I was thinking back about where we were at with Oliver at this time last year. I remember being all consumed with my worry. There was no definition of what was going on with Oliver. He was far less verbal. He spoke in mini-phrases and demands. He spaced out A LOT. He cried and screamed a lot. It was so scary. When I was watching him participate in his social skills session yesterday it struck me how much his personality has emerged. It’s as if his personality was hiding last year. For sure his school at View Ridge has helped, and his continuing love and support from his other school has helped, too, but I think also we have been able to identify some triggers. Taking him off of all of those asthma medicines helped, too.
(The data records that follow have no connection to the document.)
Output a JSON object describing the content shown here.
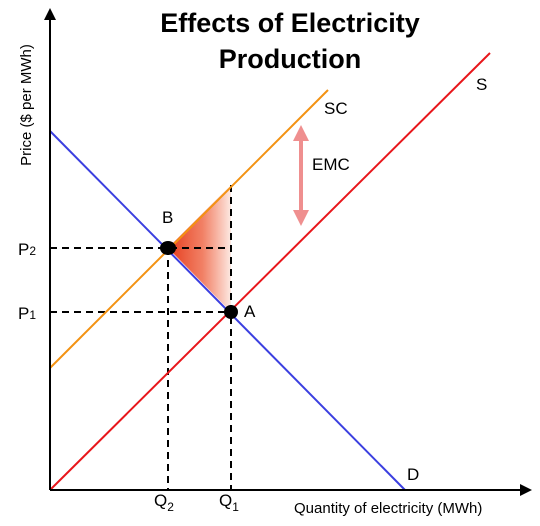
{
  "title": {
    "line1": "Effects of Electricity",
    "line2": "Production"
  },
  "axes": {
    "x_label": "Quantity of electricity (MWh)",
    "y_label": "Price ($ per MWh)"
  },
  "curves": {
    "supply": {
      "label": "S",
      "color": "#e8161b"
    },
    "social_cost": {
      "label": "SC",
      "color": "#f39212"
    },
    "demand": {
      "label": "D",
      "color": "#3b3fe0"
    }
  },
  "emc": {
    "label": "EMC",
    "arrow_color": "#ef8f8f"
  },
  "points": {
    "a": {
      "label": "A"
    },
    "b": {
      "label": "B"
    }
  },
  "ticks": {
    "p2": {
      "base": "P",
      "sub": "2"
    },
    "p1": {
      "base": "P",
      "sub": "1"
    },
    "q2": {
      "base": "Q",
      "sub": "2"
    },
    "q1": {
      "base": "Q",
      "sub": "1"
    }
  },
  "colors": {
    "deadweight_fill_dark": "#e53a1a",
    "deadweight_fill_light": "#fde7e0"
  }
}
The Autism Speaks logo is a puzzle piece. It makes so much sense. It really is about finding the right pieces and seeing how they fit together. Can’t fit a circle into a square. This is a true statement, however when trying to figure autism out, I am thinking about how the circle might fit into the square because in Oliver’s mind, it seems to fit like a glove. The way my brain is wired, the two pieces clearly don’t fit, but for some reason, they fit for him. In this process of learning and understanding, I realize that it must be even more frustrating for him to understand our reasoning because he has worked this puzzle differently than we have. When I watch him and the way that his eyes move when he’s doing something, the wheels are churning very fast and innately differently than others. I’m sure learning a great deal about the world through his eyes. He has beautiful, dark blue eyes. I love them.